Saturday, March 15, 2014

Google flu trends as a lesson in big data prediction

A recent article in the science section of TIME magazine reports that prediction using "big data" techniques is not as easy as portrayed.  It analyzes the Google Flu Trend case, in which the assumption has been that there is a strong correlation between the spread of flu, and the searchers for flu related terms in Google.   It seems that this does not produce accurate results.   The article claims that while using the big data methods is useful, they should be combined with traditional "small data" methods.  There are various definitions of what a small data is - for example, the one from "small data group"Small data connects people with timely, meaningful insights (derived from big data and/or “local” sources), organized and packaged – often visually – to be accessible, understandable, and actionable for everyday tasks.   

I guess that this also relates to the discussion about understanding causality in addition to statistical correlation that I've discussed before on this blog.

Sunday, March 9, 2014

Big Data analytics by Robin Bloor

Today I had to give students in a seminar introduction to big data analytics -- I chose a recent presentation by Robin Bloor (from slideshare). Bloor states that the term "data science" is a misnomer, since all science is empirical and involves analysis of data.   This is true for many of the sciences, still if my memory does not mislead me Einstein did not use empirical analysis of data to come with the relativity theory.  It also goes to the discussion of causality vs. correlation in science.   In any event, Bloor asserts that data science is actually a multidisciplinary efforts involves software engineering, statistics and domain knowledge. 

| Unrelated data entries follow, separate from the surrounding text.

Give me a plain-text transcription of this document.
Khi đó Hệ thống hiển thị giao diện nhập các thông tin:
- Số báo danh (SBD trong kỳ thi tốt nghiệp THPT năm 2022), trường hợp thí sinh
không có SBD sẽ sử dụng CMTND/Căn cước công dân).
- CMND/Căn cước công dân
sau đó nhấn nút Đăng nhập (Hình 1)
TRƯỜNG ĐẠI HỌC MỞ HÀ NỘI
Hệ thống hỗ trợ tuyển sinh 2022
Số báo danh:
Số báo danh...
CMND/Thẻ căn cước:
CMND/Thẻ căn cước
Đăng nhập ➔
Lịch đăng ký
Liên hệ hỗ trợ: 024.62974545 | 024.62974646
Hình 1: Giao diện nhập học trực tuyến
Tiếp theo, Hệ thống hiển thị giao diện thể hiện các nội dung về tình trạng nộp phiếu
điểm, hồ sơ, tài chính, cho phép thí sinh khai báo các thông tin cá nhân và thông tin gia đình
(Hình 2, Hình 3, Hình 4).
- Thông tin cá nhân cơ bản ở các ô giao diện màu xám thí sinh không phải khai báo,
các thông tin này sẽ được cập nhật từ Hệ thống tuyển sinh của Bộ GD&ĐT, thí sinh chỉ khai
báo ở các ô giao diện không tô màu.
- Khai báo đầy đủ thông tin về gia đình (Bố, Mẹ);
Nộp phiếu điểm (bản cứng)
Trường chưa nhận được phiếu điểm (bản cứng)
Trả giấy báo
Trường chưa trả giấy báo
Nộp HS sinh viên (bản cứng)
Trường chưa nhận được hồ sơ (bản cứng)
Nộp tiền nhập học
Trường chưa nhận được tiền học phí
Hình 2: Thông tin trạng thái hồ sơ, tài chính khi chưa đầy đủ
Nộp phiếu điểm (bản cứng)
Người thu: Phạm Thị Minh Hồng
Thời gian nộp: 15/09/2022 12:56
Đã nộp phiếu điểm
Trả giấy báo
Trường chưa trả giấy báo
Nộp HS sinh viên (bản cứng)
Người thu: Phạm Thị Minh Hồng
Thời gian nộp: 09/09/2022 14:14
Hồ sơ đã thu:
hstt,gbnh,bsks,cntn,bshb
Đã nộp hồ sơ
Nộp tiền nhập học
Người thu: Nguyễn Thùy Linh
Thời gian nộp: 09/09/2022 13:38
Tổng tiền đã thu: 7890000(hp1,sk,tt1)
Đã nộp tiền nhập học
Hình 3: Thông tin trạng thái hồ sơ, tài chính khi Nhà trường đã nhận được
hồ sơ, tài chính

BI, according to this presentation, is partitioned to:  
  • Hindsight: regular reporting
  • Oversight: dashboards etc,
  • Insight: data mining & statistical analysis
  • Foresight: predictive analytics
He does not get as far as prescriptive analytics,  and puts the heavyweight on the insight. 
The second part of the presentation gives fast introduction to machine learning.       Overall, it gives introductory level insights on insights from big data, and is well presented as such.